Fremde Kulturen und unbekannte Regionen haben Maria Reddig schon in jungen Jahren begeistert. „Reiselustig war ich schon immer“, sagte die Rodenbacherin im Gespräch. In jungen Jahren hat sie ganz Europa bereist, je unbekannter umso besser.

Das Buch

„Weihrauch, Kaffee und Re-bellen“ von Maria Reddig ist erschienen im Selfpublishing Verlag – Books on Demand (BoD) und kostet 14,99 Euro. Erhältlich ist es dort, so-wie bei gängigen Online Portalen in gedruckter Form und als eBook. Ebenso ist der Band in jedem Buchhandel vor Ort zu bestellen.

Als sich für die Erzieherin dann 1990 die Chance bot, als pädagogische Beraterin nach Äthiopien zu gehen, zögerte sie nicht lange. Nach ihrem „Traumland“ folgte in Ghana ein Aufenthalt, der mit einer lebensbedrohlichen Erkrankung als Albtraum vorzeitig endete. Maria Reddig musste schweren Herzens mit Einsätzen in Afrika endgültig abschließen. Dennoch wollte sie weiterhin im Ausland als Beraterin arbeiten. Es folgten Tätigkeiten als pädagogische Beraterin in Nordzypern, in Jordanien oder Albanien.

Sieben Jahre in Afrika im Einsatz

Insgesamt sieben Jahre lang war Maria Reddig in armen oder von Kriegen zerrütteten Regionen im Einsatz, ehe sie mit ihrem Sohn in Rodenbach ein neues Zuhause fand.

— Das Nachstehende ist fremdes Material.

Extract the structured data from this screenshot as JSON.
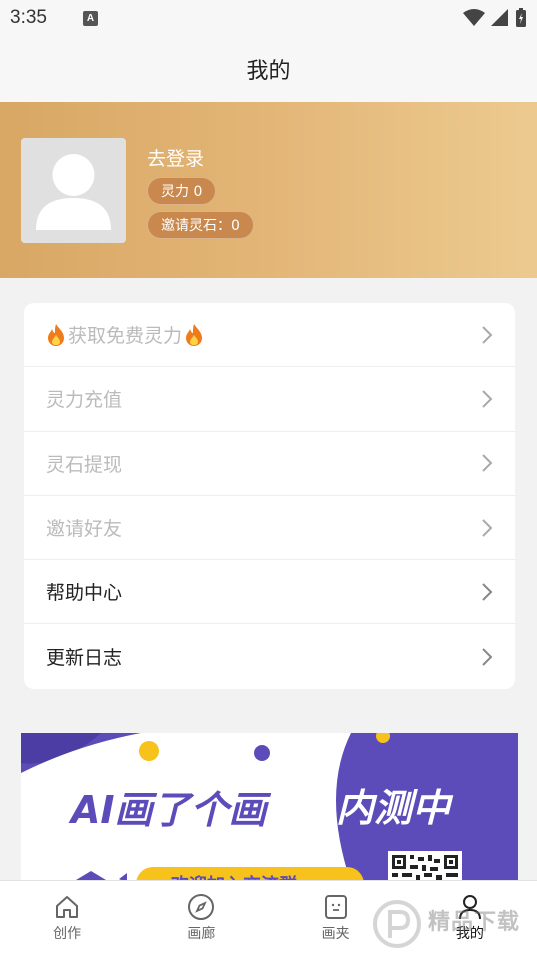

Nach 17 Jahren in der Kita „Tausendfüßler“ wurde die Kita-Leiterin vor drei Jahren in den Ruhestand verabschiedet. Eine gute Gelegenheit für die agile Seniorin, ihre Reisesehnsucht wieder aufleben zu lassen, bietet der Senioren Experten Service (SES).

Für die Stiftung der deutschen Wirtschaft übernimmt Maria Reddig nun wieder Aufgaben in aller Welt. Die Covid-19-Pandemie hat auch der Rodenbacherin eine Reisepause aufgezwungen, die sie dennoch konstruktiv nutzen konnte. Endlich war Zeit, das ‚Afrika-Manuskript’ zu überarbeiten und zur Druck-reife zu bringen. „So konnte ich zumindest vom Reisen träumen“, sagte die Autorin und blickte ein wenig sehnsuchtsvoll über ihren Garten hinweg in die Ferne. Sie wünsche sich, dass ihr Buch, gerade in der aktuellen Zeit, wieder Lust auf Abenteuer und Reisen wecke, so Maria Reddig. Es ist ein kurzweiliges und packendes Buch für alle Leserinnen und Leser, die Interesse haben an anderen Kulturen und am afrikanischen Kontinent.